The Rachel Divide, directed by Laura Brownson, written by Laura Brownson, Jeff Gilbert. Produced by Laura Brownson, Bridget Stokes, Khaliah Neal. (USA) – World Premiere. Rachel Dolezal became infamous when she was unmasked as a white woman passing for black so thoroughly that she had become the head of her local N.A.A.C.P. chapter. This portrait cuts through the very public controversy to reveal Dolezal’s motivations. A Netflix release.
Tanzania Transit, directed by Jeroen van Velzen, written by Jeroen van Velzen, Esther Eenstroom. Produced by Digna Sinke. (Netherlands) – World Premiere. A train journey across Tanzania captures a microcosm of contemporary African society in Tribeca alum Jeroen van Velzen’s captivating and visually stunning road movie.
United Skates, directed and produced by Dyana Winkler, Tina Brown. (USA) – World Premiere. Credited with incubating East Coast hip-hop and West Coast rap, America’s roller rinks have long been bastions of regional African-American culture, music, and dance. As rinks shutter across the country, a few activists mount a last stand.
When Lambs Become Lions, directed by Jon Kasbe. Produced by Jon Kasbe, Innbo Shim, Tom Yellin, Andrew Harrison Brown. (USA) – World Premiere. In the Kenyan bush, a crackdown on ivory poaching forces a silver-tongued second-generation poacher to seek out an unlikely ally in this fly-on-the-wall look at both sides of the conservation divide.

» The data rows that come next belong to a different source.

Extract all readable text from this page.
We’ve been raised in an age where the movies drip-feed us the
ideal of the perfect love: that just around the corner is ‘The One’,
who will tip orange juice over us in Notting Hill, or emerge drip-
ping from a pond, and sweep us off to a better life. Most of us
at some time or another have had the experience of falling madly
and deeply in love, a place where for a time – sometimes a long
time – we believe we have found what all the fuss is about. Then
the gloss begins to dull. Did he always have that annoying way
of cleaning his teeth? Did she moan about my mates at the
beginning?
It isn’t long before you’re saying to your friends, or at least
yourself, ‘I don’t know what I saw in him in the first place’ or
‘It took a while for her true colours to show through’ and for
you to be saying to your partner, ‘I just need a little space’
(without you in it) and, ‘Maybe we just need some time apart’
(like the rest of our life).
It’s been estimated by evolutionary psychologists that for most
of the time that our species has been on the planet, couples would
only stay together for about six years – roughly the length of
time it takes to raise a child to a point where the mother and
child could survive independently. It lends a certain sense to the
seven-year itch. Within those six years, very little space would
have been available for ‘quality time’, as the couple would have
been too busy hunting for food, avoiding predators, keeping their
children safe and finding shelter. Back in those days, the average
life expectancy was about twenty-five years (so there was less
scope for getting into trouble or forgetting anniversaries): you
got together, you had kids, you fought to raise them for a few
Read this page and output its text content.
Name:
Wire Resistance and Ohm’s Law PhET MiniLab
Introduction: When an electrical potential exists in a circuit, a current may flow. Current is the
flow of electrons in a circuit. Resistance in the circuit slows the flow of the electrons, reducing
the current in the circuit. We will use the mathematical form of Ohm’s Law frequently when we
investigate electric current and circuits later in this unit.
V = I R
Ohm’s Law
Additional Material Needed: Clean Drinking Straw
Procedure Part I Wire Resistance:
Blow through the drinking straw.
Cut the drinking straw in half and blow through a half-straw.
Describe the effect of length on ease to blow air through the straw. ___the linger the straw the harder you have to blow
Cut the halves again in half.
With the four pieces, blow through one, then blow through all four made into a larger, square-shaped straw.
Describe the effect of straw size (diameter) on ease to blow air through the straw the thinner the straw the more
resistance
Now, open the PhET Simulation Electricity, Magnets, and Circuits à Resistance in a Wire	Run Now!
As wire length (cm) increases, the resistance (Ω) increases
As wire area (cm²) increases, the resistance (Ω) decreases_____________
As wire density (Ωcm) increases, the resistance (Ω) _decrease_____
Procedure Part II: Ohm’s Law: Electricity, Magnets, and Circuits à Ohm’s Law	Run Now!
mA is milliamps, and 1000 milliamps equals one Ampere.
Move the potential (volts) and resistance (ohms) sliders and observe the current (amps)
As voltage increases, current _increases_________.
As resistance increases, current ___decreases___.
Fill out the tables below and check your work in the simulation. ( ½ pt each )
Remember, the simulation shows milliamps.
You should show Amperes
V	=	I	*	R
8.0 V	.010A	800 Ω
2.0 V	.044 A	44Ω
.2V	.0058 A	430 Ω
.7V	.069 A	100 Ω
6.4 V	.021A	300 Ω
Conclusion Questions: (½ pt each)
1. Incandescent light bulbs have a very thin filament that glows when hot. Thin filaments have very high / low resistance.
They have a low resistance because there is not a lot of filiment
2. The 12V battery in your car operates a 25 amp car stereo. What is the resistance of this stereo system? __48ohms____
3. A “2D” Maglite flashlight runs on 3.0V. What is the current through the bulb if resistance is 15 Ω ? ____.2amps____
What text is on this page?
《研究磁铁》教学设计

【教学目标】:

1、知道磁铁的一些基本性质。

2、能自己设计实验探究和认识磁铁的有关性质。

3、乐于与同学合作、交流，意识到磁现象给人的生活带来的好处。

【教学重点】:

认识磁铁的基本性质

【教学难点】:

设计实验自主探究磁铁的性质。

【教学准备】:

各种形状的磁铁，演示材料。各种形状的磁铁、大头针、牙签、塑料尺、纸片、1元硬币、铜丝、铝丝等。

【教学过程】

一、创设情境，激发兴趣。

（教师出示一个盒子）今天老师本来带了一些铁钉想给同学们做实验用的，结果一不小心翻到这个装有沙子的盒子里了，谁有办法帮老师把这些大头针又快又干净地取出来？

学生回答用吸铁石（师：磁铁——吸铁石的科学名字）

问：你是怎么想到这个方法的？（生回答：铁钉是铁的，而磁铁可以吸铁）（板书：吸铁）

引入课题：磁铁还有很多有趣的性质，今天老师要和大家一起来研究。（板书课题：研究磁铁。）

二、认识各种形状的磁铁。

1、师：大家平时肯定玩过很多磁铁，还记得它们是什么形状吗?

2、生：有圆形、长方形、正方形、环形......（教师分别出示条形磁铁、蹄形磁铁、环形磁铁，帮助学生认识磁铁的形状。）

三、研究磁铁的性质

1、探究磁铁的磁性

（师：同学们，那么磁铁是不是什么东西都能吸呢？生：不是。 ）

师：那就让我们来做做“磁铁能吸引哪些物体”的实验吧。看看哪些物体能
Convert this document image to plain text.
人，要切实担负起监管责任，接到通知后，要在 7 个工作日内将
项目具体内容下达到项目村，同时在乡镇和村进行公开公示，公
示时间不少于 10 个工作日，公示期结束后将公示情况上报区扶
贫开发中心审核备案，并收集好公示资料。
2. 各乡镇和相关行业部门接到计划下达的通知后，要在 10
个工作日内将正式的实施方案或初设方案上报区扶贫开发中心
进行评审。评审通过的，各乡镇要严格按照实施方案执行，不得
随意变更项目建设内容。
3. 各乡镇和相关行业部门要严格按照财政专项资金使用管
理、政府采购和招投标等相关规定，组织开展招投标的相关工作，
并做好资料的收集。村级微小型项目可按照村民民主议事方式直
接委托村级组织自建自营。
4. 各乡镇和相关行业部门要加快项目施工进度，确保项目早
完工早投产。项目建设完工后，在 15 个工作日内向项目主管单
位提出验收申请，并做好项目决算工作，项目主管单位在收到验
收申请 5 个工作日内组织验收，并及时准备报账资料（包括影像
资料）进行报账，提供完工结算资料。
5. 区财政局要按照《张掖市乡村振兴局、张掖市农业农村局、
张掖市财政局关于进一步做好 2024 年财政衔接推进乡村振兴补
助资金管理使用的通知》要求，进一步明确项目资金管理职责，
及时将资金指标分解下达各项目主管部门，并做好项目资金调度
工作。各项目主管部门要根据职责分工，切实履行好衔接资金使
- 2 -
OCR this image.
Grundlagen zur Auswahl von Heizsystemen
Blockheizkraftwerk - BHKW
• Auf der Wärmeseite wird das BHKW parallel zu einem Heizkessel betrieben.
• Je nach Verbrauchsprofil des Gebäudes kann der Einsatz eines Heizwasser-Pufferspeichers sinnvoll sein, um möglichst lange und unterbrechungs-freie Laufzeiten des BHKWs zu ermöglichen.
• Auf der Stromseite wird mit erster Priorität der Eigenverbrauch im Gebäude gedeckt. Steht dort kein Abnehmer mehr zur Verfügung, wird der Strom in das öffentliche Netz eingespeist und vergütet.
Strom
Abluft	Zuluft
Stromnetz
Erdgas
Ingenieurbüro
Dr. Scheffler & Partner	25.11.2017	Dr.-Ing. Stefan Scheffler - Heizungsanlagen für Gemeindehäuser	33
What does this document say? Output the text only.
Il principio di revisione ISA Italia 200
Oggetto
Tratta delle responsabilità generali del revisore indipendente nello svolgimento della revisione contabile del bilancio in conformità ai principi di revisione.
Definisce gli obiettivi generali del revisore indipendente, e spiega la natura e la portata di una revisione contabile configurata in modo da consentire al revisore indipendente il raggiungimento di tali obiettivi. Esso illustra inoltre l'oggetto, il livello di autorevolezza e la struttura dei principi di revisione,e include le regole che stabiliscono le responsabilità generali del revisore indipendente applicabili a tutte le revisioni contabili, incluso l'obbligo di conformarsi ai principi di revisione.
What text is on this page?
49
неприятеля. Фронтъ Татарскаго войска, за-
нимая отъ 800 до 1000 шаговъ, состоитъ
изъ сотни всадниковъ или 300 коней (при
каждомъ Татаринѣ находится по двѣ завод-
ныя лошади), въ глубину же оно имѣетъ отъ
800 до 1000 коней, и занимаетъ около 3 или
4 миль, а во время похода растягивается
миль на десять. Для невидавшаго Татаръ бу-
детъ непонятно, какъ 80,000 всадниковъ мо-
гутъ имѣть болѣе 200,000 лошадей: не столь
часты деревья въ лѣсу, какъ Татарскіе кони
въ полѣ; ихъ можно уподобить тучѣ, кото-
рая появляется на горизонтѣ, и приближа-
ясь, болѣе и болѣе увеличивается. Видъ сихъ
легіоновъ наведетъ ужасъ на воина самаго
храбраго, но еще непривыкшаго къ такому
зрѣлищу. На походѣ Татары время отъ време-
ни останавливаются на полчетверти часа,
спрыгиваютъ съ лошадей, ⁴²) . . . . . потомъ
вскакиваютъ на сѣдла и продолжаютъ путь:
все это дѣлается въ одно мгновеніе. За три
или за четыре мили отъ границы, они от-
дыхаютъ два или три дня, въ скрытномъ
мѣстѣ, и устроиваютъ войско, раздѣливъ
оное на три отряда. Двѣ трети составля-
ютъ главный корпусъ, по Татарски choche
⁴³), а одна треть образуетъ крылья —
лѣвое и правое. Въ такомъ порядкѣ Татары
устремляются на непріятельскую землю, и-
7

Yellow is Forbidden, directed and written by Pietra Brettkelly. Produced by Pietra Brettkelly, Richard Fletcher, Naomi Wallwork. (New Zealand) – World Premiere. Celebrated Chinese couturier Guo Pei is perhaps best known for designing the brilliant gold gown Rihanna wore to the Met Ball in 2015. But Guo’s quest to be recognized by the gatekeepers of Paris haute couture goes beyond the red carpet and taps into global power dynamics and the perpetual tension between art and commerce.